The sky was low and gray when I arrived at the dump this morning. The old schoolhouse clock said half past VIII. Most of the crew was already there. George was reading yesterday’s newspaper, scowling. Lardass was sorting through some discarded magazines, probably looking for whacking material. There was a pink message slip on my desk saying that Bill was sick and would not be in today.
I greeted the lads with my usual cheery exhortation. “Don’t you dumpfucks have any work to do?”
“Good afternoon to you,” said George looking up from his paper with an expression that said hey asshole we have been here since 7 o’clock where have you been? Lardass just grunted.
I poured some coffee from the recycled percolator into a mustard colored mug that had the inscription “I’d rather be having a beer” in blue letters. My sentiments exactly.
I sat down at the old metal desk and pretended to be working on the budget. The routine here at the dump is pretty dull. People bring trash and toss it into the dumpster and we haul the dumpsters away and dump the crap in landfills.
Occasionally, we get something interesting and unusual – like the other day when one of the researchers from MIT came by in a red pickup truck loaded with 30 five-gallon containers of liquid labeled Sin Nombre Virus. He was wearing a full hazmat suit and a respirator, which I could see was HEPA certified 100. This had to be some nasty stuff. The respirator gave him the appearance of a bankrobber trying to disguise his identity.
“What’s this?” I asked him pointing to the plastic containers of brownish liquid.

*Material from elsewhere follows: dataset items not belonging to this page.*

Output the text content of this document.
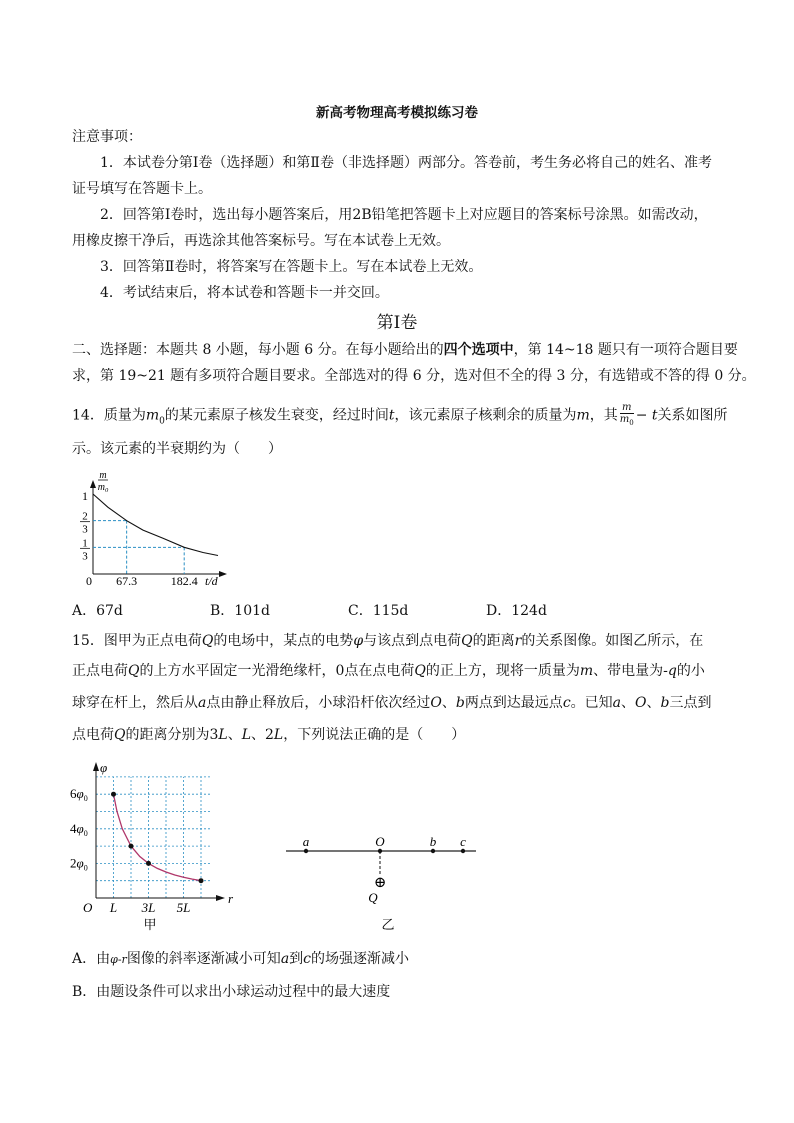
新高考物理高考模拟练习卷
注意事项：
1．本试卷分第Ⅰ卷（选择题）和第Ⅱ卷（非选择题）两部分。答卷前，考生务必将自己的姓名、准考
证号填写在答题卡上。
2．回答第Ⅰ卷时，选出每小题答案后，用2B铅笔把答题卡上对应题目的答案标号涂黑。如需改动，
用橡皮擦干净后，再选涂其他答案标号。写在本试卷上无效。
3．回答第Ⅱ卷时，将答案写在答题卡上。写在本试卷上无效。
4．考试结束后，将本试卷和答题卡一并交回。
第Ⅰ卷
二、选择题：本题共 8 小题，每小题 6 分。在每小题给出的四个选项中，第 14~18 题只有一项符合题目要
求，第 19~21 题有多项符合题目要求。全部选对的得 6 分，选对但不全的得 3 分，有选错或不答的得 0 分。
14．质量为$m_0$的某元素原子核发生衰变，经过时间t，该元素原子核剩余的质量为m，其 $\frac{m}{m_0} - t$关系如图所
示。该元素的半衰期约为（　　）
m
$m_0$
1
2
3
1
3
0 67.3	182.4 t/d
A．67d	B．101d	C．115d	D．124d
15．图甲为正点电荷Q的电场中，某点的电势φ与该点到点电荷Q的距离r的关系图像。如图乙所示，在
正点电荷Q的上方水平固定一光滑绝缘杆，0点在点电荷Q的正上方，现将一质量为m、带电量为-q的小
球穿在杆上，然后从a点由静止释放后，小球沿杆依次经过O、b两点到达最远点c。已知a、O、b三点到
点电荷Q的距离分别为3L、L、2L，下列说法正确的是（　　）
$6\varphi_0$
$4\varphi_0$
$2\varphi_0$
φ
O L 3L 5L
r
甲
a	O	b c
⊕
Q
乙
A．由φ-r图像的斜率逐渐减小可知a到c的场强逐渐减小
B．由题设条件可以求出小球运动过程中的最大速度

He teased a sheaf of bills out of his shirt pocket so I could see that there were more than a few crisp twenties. He and I had done business before, so we both knew the steps to the dance.
“Ah, just some laboratory waste. One of the undergraduate student experiments, you know.” He was perspiring even though it was not hot outside.
“Looks hazardous to me. What is it?” I asked, giving him that look that said, this is gonna cost you.
“Hanta”
“Hunta?” I had heard of this dreaded disease, which you can get from contact with rodent feces.
“You say Hunta; I say Hanta.” He smiled.
“And you say pajamas and I say ‘pajahmas’ “ We harmonized a few bars of the tune, enjoying the wordplay.
“Let’s call the whole thing off.” I offered.
“OK. Ok. Here.” He handed me the sheaf of bills in his shirt. I counted out ten twenties. Then I looked at the jugs of deadly virus. I handed the bills back as if to say “No Deal.”
As I figured, there was more to be had. Pretty soon I had 30 twenty dollar bills. The researcher unloaded the containers and stacked them into the bucket of a front-end loader. After he drove away, I gave Lardass fifty bucks to bury them over near the SEM. That’s what we call the body dumping site.
“What is it?” LA was looking suspiciously at the evil looking containers. “Smells like rat urine.”
“I don’t know,” I lied, “Just get it over there and cover it up. Pronto. Try not to break open any of the jugs”
In today’s paper there was an item reporting that the feds had given up the search for Jimmy Hoffa at some horse farm in Michigan. Christ, they wasted a quarter of a million dollars digging in the wrong spot for a phantom. I could have told them the exact location for half that amount.